It began as an experiment more than four years ago in a handful of struggling Dallas schools. Now, the ACE program —for Accelerating Campus Excellence — has blossomed into a turnaround program well beyond Dallas. But these programs are pricey. Can districts afford them in the long run?
In 2016, after just one year of the ACE program, six of the initial seven Dallas campuses came off the state’s list of low performing schools. That success has spawned copy cats across Texas, including Aldine, Richardson, Garland, Pflugerville, Lubbock and Crowley.
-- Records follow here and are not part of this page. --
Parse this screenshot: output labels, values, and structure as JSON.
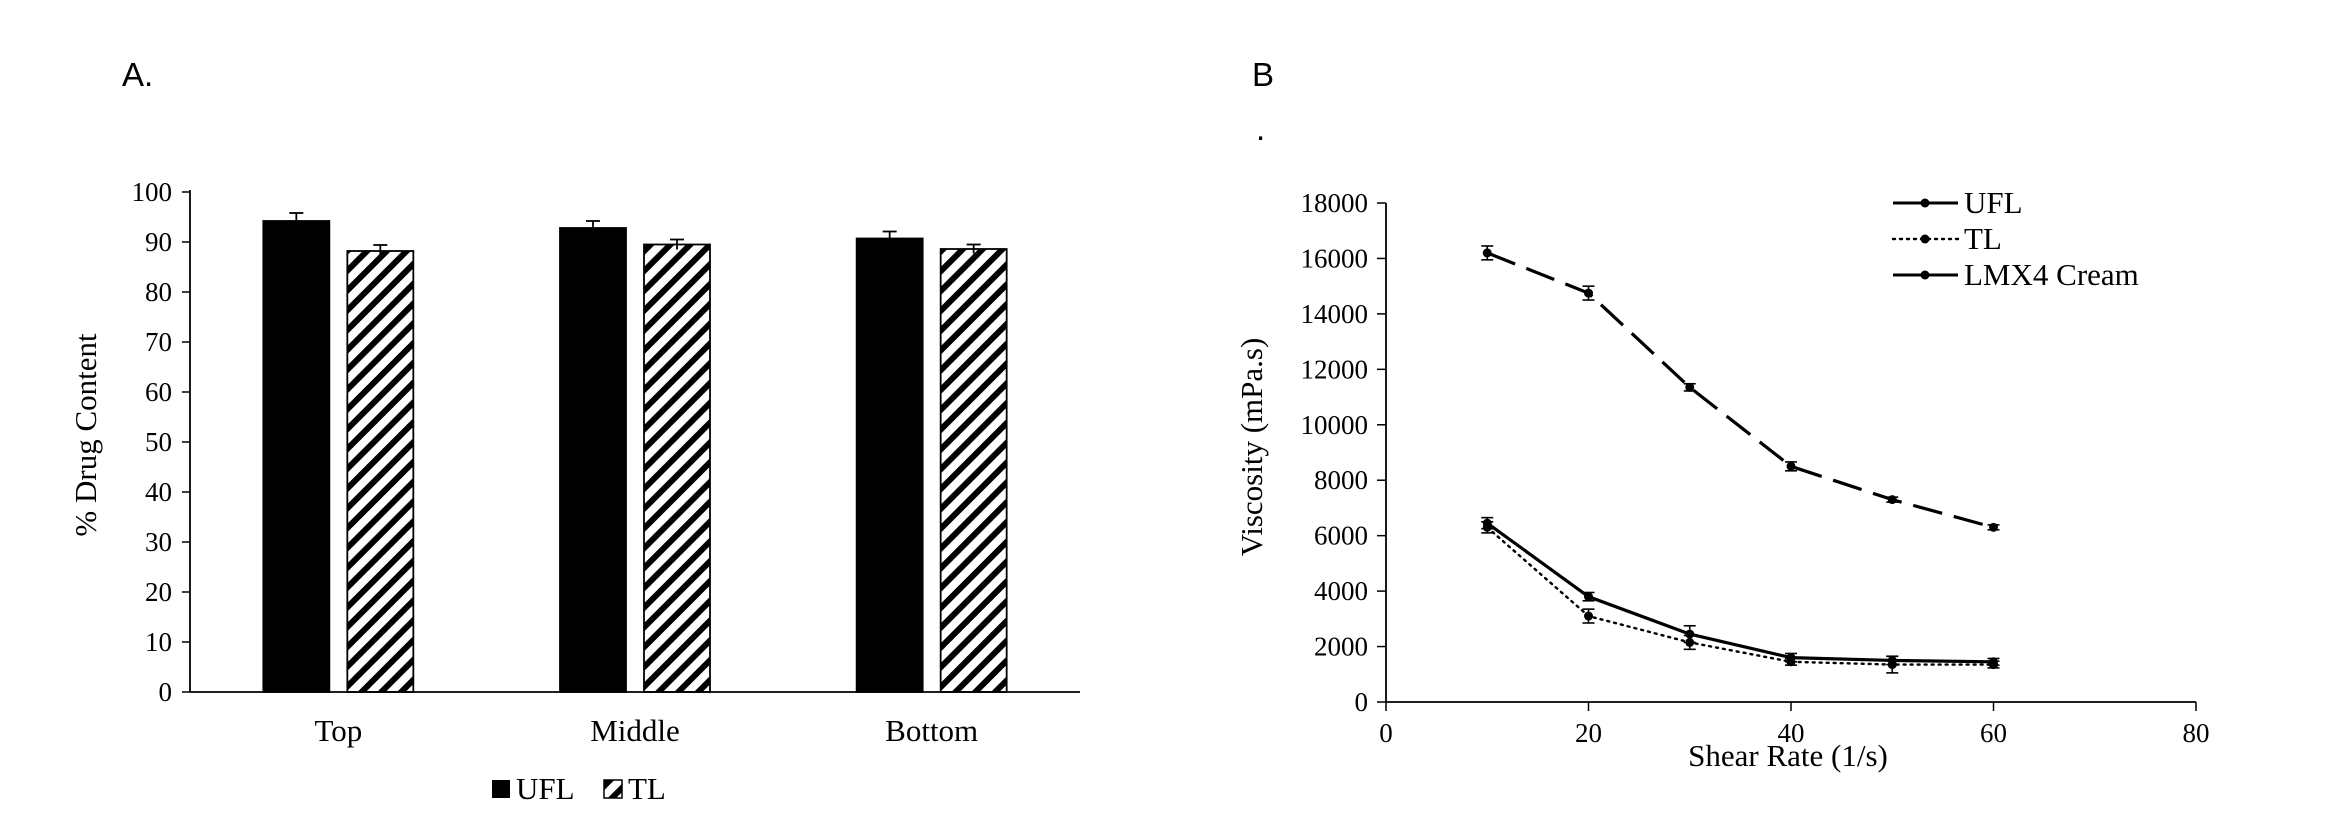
{
  "panels": {
    "a_label": "A.",
    "b_label": "B",
    "b_dot": "."
  },
  "chart_data": [
    {
      "type": "bar",
      "title": "",
      "categories": [
        "Top",
        "Middle",
        "Bottom"
      ],
      "series": [
        {
          "name": "UFL",
          "values": [
            94.2,
            92.8,
            90.7
          ],
          "errors": [
            1.6,
            1.4,
            1.4
          ],
          "pattern": "solid",
          "color": "#000000"
        },
        {
          "name": "TL",
          "values": [
            88.2,
            89.5,
            88.6
          ],
          "errors": [
            1.2,
            1.0,
            0.9
          ],
          "pattern": "diagonal-hatch",
          "color": "#000000"
        }
      ],
      "xlabel": "",
      "ylabel": "%  Drug Content",
      "ylim": [
        0,
        100
      ],
      "yticks": [
        "0",
        "10",
        "20",
        "30",
        "40",
        "50",
        "60",
        "70",
        "80",
        "90",
        "100"
      ],
      "grid": false,
      "legend_position": "bottom-center"
    },
    {
      "type": "line",
      "title": "",
      "xlabel": "Shear Rate (1/s)",
      "ylabel": "Viscosity (mPa.s)",
      "xlim": [
        0,
        80
      ],
      "ylim": [
        0,
        18000
      ],
      "xticks": [
        "0",
        "20",
        "40",
        "60",
        "80"
      ],
      "yticks": [
        "0",
        "2000",
        "4000",
        "6000",
        "8000",
        "10000",
        "12000",
        "14000",
        "16000",
        "18000"
      ],
      "x": [
        10,
        20,
        30,
        40,
        50,
        60
      ],
      "series": [
        {
          "name": "UFL",
          "values": [
            6450,
            3800,
            2450,
            1600,
            1500,
            1450
          ],
          "errors": [
            200,
            150,
            300,
            150,
            150,
            120
          ],
          "dash": "solid",
          "color": "#000000"
        },
        {
          "name": "TL",
          "values": [
            6300,
            3100,
            2150,
            1450,
            1350,
            1350
          ],
          "errors": [
            200,
            250,
            250,
            120,
            300,
            120
          ],
          "dash": "dotted",
          "color": "#000000"
        },
        {
          "name": "LMX4 Cream",
          "values": [
            16200,
            14750,
            11350,
            8500,
            7300,
            6300
          ],
          "errors": [
            250,
            250,
            130,
            160,
            90,
            90
          ],
          "dash": "long-dash",
          "color": "#000000"
        }
      ],
      "grid": false,
      "legend_position": "top-right"
    }
  ]
}
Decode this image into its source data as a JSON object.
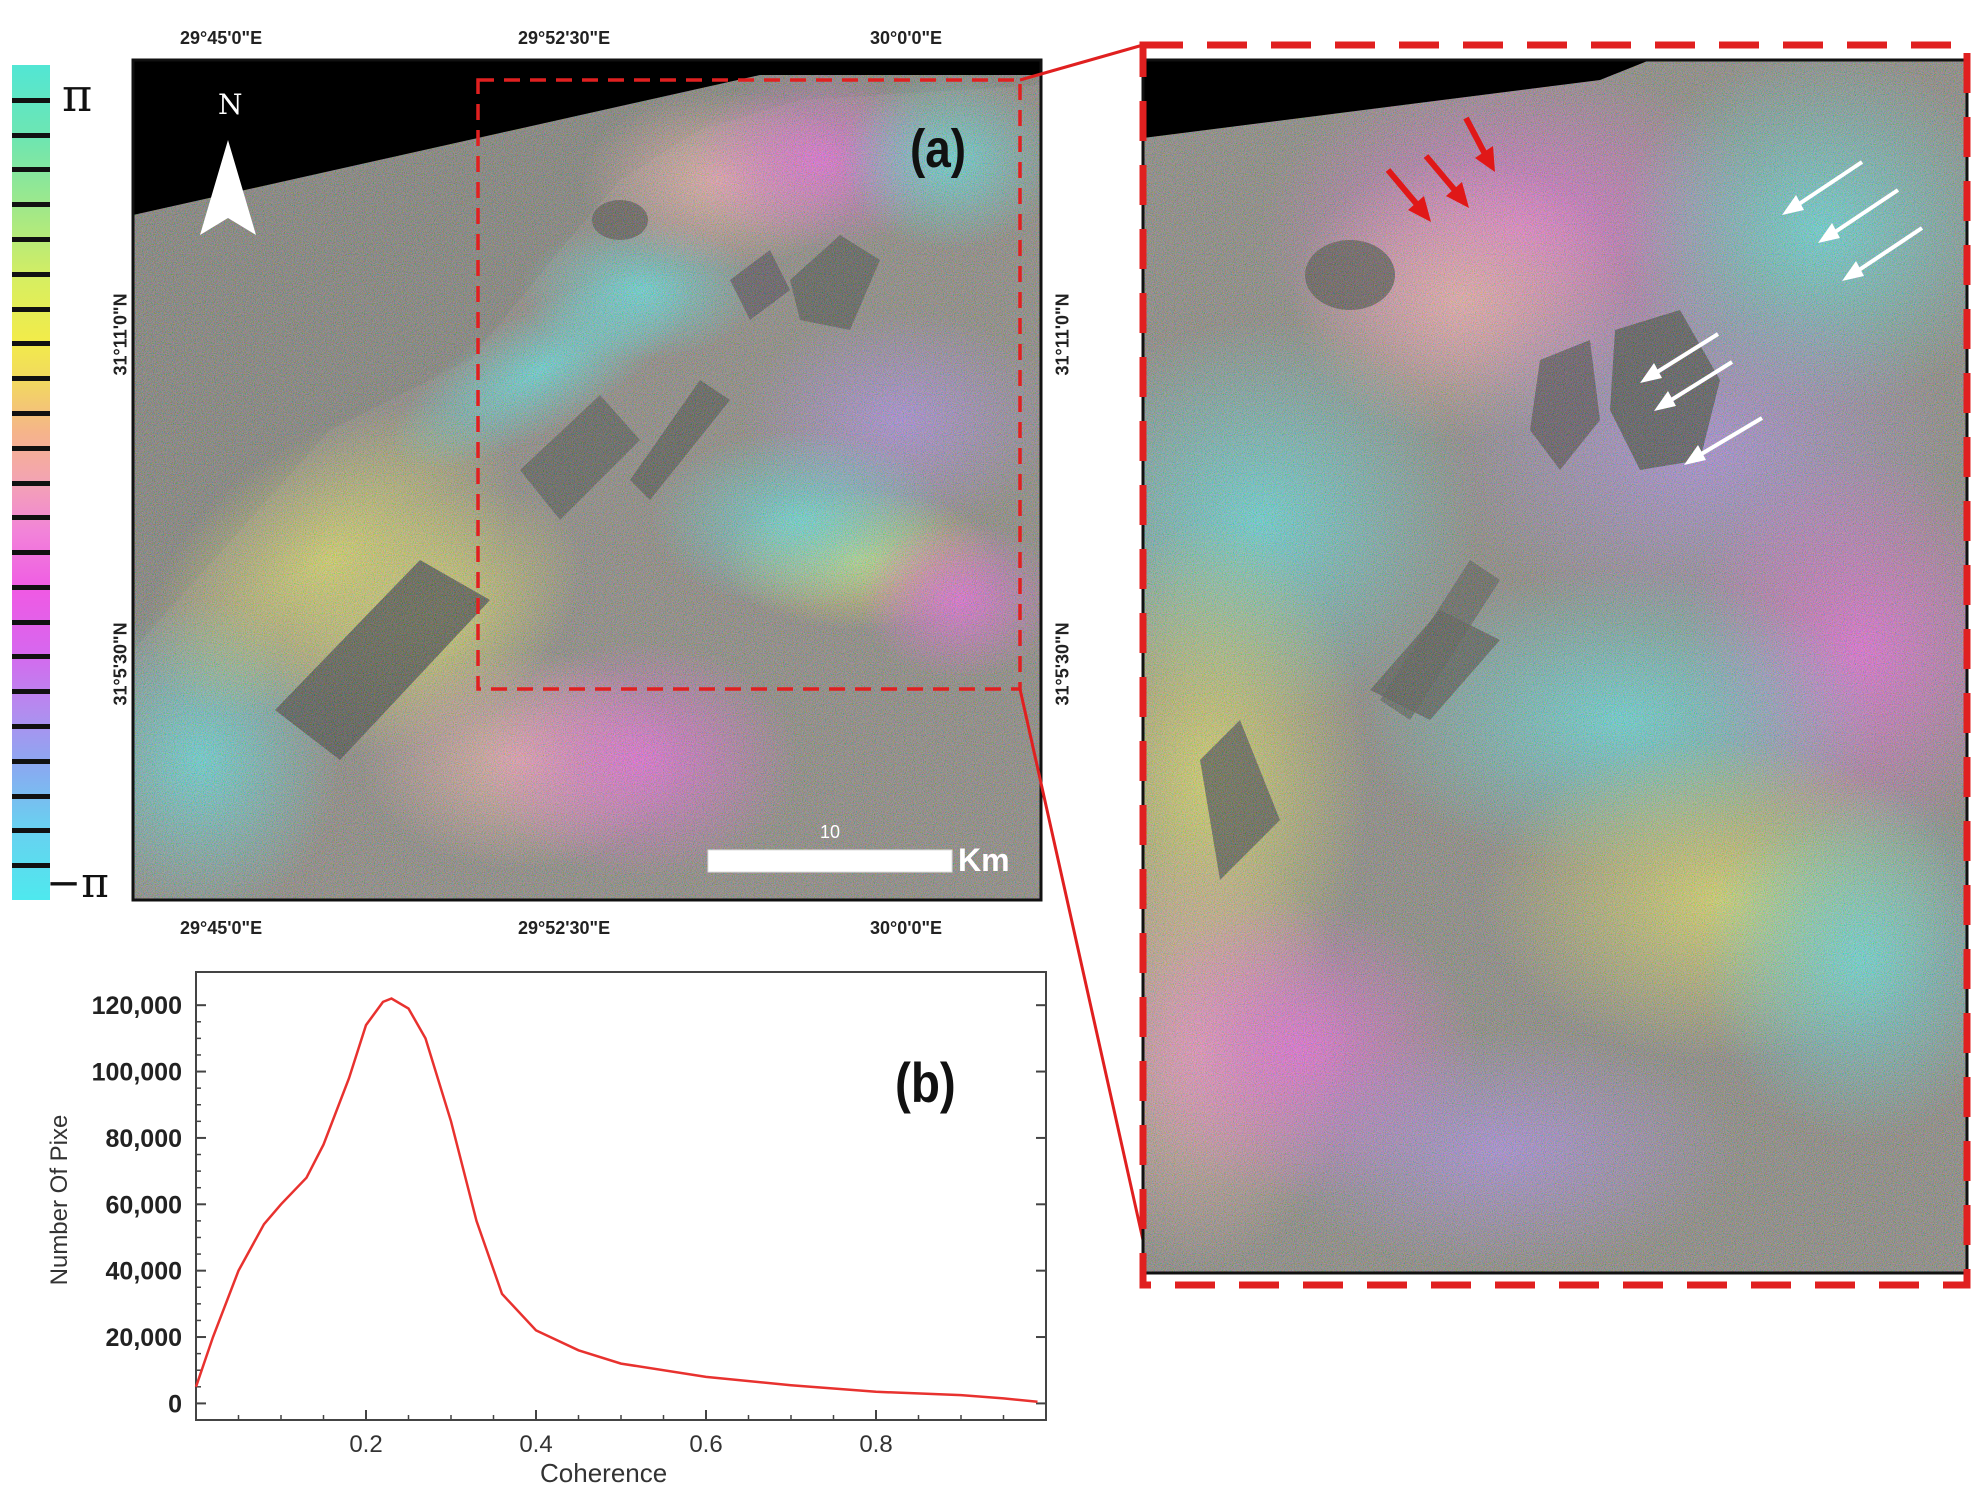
{
  "figure": {
    "colorbar": {
      "top_label": "π",
      "bottom_label": "−π"
    },
    "panel_a": {
      "label": "(a)",
      "north_label": "N",
      "lon_ticks": [
        "29°45'0\"E",
        "29°52'30\"E",
        "30°0'0\"E"
      ],
      "lat_ticks": [
        "31°11'0\"N",
        "31°5'30\"N"
      ],
      "scale_bar": {
        "value": "10",
        "unit": "Km"
      }
    },
    "panel_b": {
      "label": "(b)",
      "xlabel": "Coherence",
      "ylabel": "Number Of Pixe",
      "xtick_labels": [
        "0.2",
        "0.4",
        "0.6",
        "0.8"
      ],
      "ytick_labels": [
        "120,000",
        "100,000",
        "80,000",
        "60,000",
        "40,000",
        "20,000",
        "0"
      ],
      "line_color": "#e8322f"
    },
    "inset": {
      "frame_color": "#e02020",
      "red_arrows": 3,
      "white_arrows": 6
    }
  },
  "chart_data": {
    "type": "line",
    "title": "",
    "xlabel": "Coherence",
    "ylabel": "Number Of Pixe",
    "xlim": [
      0.0,
      1.0
    ],
    "ylim": [
      -5000,
      130000
    ],
    "xticks": [
      0.2,
      0.4,
      0.6,
      0.8
    ],
    "yticks": [
      0,
      20000,
      40000,
      60000,
      80000,
      100000,
      120000
    ],
    "series": [
      {
        "x": [
          0.0,
          0.02,
          0.05,
          0.08,
          0.1,
          0.13,
          0.15,
          0.18,
          0.2,
          0.22,
          0.23,
          0.25,
          0.27,
          0.3,
          0.33,
          0.36,
          0.4,
          0.45,
          0.5,
          0.6,
          0.7,
          0.8,
          0.9,
          0.95,
          0.99
        ],
        "y": [
          5000,
          20000,
          40000,
          54000,
          60000,
          68000,
          78000,
          98000,
          114000,
          121000,
          122000,
          119000,
          110000,
          85000,
          55000,
          33000,
          22000,
          16000,
          12000,
          8000,
          5500,
          3500,
          2500,
          1500,
          500
        ]
      }
    ]
  }
}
Plano and El Paso are trying variations of the ACE plan.
Fort Worth ISD was among the first to copy it, in 2017, calling the schools Leadership Academies.
At Maude Logan Elementary school, one of Fort Worth’s first Leadership Academies, about a dozen teachers are meeting in the school library, going over lesson plans.
Everyone here is among the best of the best in Fort Worth ISD. Lured by a $10,000 annual stipend, they came to help the school improve. Logan offers after-school tutoring and the kids get dinner. Principal Steven Moore — who also received an incentive - says teacher preparation here is more focused than usual.
“We can’t say, 'Oh their struggles are in reading.' Well, which part of reading? Is it comprehension? Is it vocabulary? Is it fluency? What are we doing to address the gaps? How far behind are they? What are your plans for this specific student?” asks Moore.
He says Leadership Academies stress academics and the individual student.
“…very intentional to small group instruction. If small group isn’t happening, students aren’t learning,” Moore says. “That’s our philosophy.”
For four consecutive years, the state says Logan was failing. A year after it became a Leadership Academy, it came off the failing list and continues to stay off. Just this month, it got a C from the state.
Every single Logan student qualifies for free or reduced cost meals. Bilingual instructor Crystal Romero says her experience at Logan has taught her a strong personal bond helps these kids learn.
“Get to know them, get to know their families,” advises Romero. “Get to know where they come from. Get to know their struggles outside of their academics. Target that first. Trust is…it’s big.”
Teacher home visits are big too. So is one-on-one instruction.
“When you have that, you’re able to work with those students,” Romero says. “You’re able to work with those families. They’re able to work with you, and you’re all on the same page.”
But that page can be pricey. At about $1 million a campus, that could bust budgets, even though the program works. In Dallas, for example, after three years, funding was withdrawn from the first ACE schools, and shifted to others.
But Fort Worth’s model is different. Garrett Landry is with the Dallas-based education non-profit Commit. It helps districts improve academic outcomes. He says Fort Worth took advantage of a 2017 state law that allows a district to get more money per pupil than the average ACE cost of $1,300 per student, by partnering with an outside group. Fort Worth ISD partnered with Texas Wesleyan University, which now oversees the academies.
“The funding difference that they get under that circumstance is about $1,800 per kid,” Landry says. “So that pays for the program in perpetuity. So that is now the model those five schools have.”
While Fort Worth gets this additional funding, Dallas hasn’t gone that route yet. When Dallas shifted its ACE money to other schools, some former ACE campuses saw ratings slip. Roger Q. Mills Elementary for example just got an F.
“We do a great job of getting schools out of improvement required or F,” says Dallas Superintendent Michael Hinojosa, “but we don’t do quite a great a job of keeping schools out of there that may have been successful before.”
Do those schools need the extra resources again to succeed? Commit’s Landry says not necessarily, especially after top principals and teachers set a new, higher standard. And he says they often don’t need the bonuses to stay.
“The stipend,” Landry says, “they knew the stipend was going to run out in three years. But they were now working for principals that knew how to develop, knew how to lead. They were getting enriching professional development, and they had created a cohort of peers in that building that were all working toward a common interest together. And so the environment of that campus - it kept them there.”
Logan Elementary’s Romero agrees. She says even if the stipend goes away, she would stay.
“We all came in with a blank page,” Romero says. “Why? Because it was new. Everything was new. So we’ve come a long way. And we’ve established that together, that we would stay together.”
Romero says the school feels like a family now. It would be hard to walk away.